Not many people couldn’t tell you what country houses the Taj Mahal. An iconic national symbol, the Taj Mahal sees millions of visitors each year.
But if the incredible Mughal architecture or outrageously elaborate statement of love wasn’t enough to make you want to visit India and see the Taj Mahal, what else could be? Oh, that’s right – ‘that photo’.
As is done with other monumental sites, including the Eiffel Tower and the Leaning Tower of Pisa, tourists feel almost obligated to take ‘that photograph’.
To be fair, ‘that photograph’ doesn’t always have to be the cliché tourist shot, it could also be that photo that makes it look like you were the only person there, the wisest of travelers that knows how to beat the crowds whilst the rest of those suckers rough it altogether.
There are even blogs dedicated to tips for how to get ‘that photograph’. That one photo you’ve already worked out a killer Facebook caption for, or the perfect Instagram filter.
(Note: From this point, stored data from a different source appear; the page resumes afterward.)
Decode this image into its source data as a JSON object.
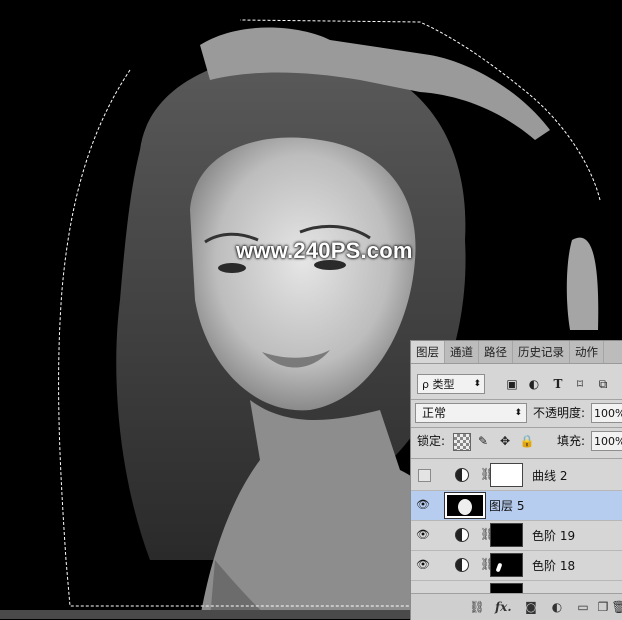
{
  "watermark": "www.240PS.com",
  "layers_panel": {
    "tabs": [
      "图层",
      "通道",
      "路径",
      "历史记录",
      "动作"
    ],
    "filter": {
      "label": "ρ 类型",
      "icons": [
        "image-filter-icon",
        "adjustment-filter-icon",
        "type-filter-icon",
        "shape-filter-icon",
        "smart-object-filter-icon"
      ]
    },
    "blend_mode": "正常",
    "opacity": {
      "label": "不透明度:",
      "value": "100%"
    },
    "lock": {
      "label": "锁定:",
      "icons": [
        "lock-transparent-icon",
        "lock-image-icon",
        "lock-position-icon",
        "lock-all-icon"
      ]
    },
    "fill": {
      "label": "填充:",
      "value": "100%"
    },
    "layers": [
      {
        "name": "曲线 2",
        "visible": false,
        "kind": "curves",
        "selected": false
      },
      {
        "name": "图层 5",
        "visible": true,
        "kind": "pixel",
        "selected": true
      },
      {
        "name": "色阶 19",
        "visible": true,
        "kind": "levels",
        "selected": false
      },
      {
        "name": "色阶 18",
        "visible": true,
        "kind": "levels",
        "selected": false
      }
    ],
    "bottom_icons": [
      "link-layers-icon",
      "fx-icon",
      "add-mask-icon",
      "new-adjustment-icon",
      "new-group-icon",
      "new-layer-icon",
      "delete-layer-icon"
    ],
    "fx_label": "fx."
  }
}
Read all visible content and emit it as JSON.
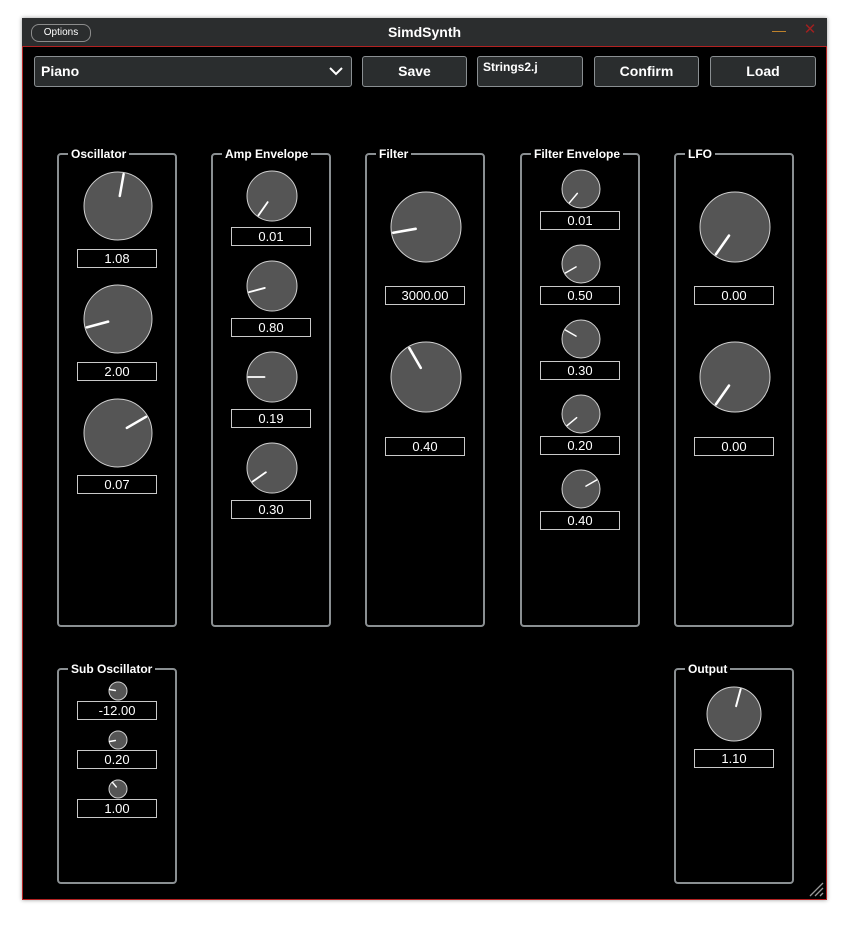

Whether or not the Taj Mahal remains appreciated for its true beauty, or serves more as a photo opportunity for some, its value as a national symbol of India is not in question. So recognisable even outside of India, that if you walked down the street in Brisbane, saw a restaurant called ‘Taj Mahal‘, you would not have to think about what cuisine could possibly be on the other side of the door.
It is these strong associations which have allowed the symbolic value of the Taj Mahal to persist through time and space. Whilst its true value may no longer be as appreciated as once before, never will a time come when this beautiful building does not encapsulate everything that is chaotically alluring about India and her culture.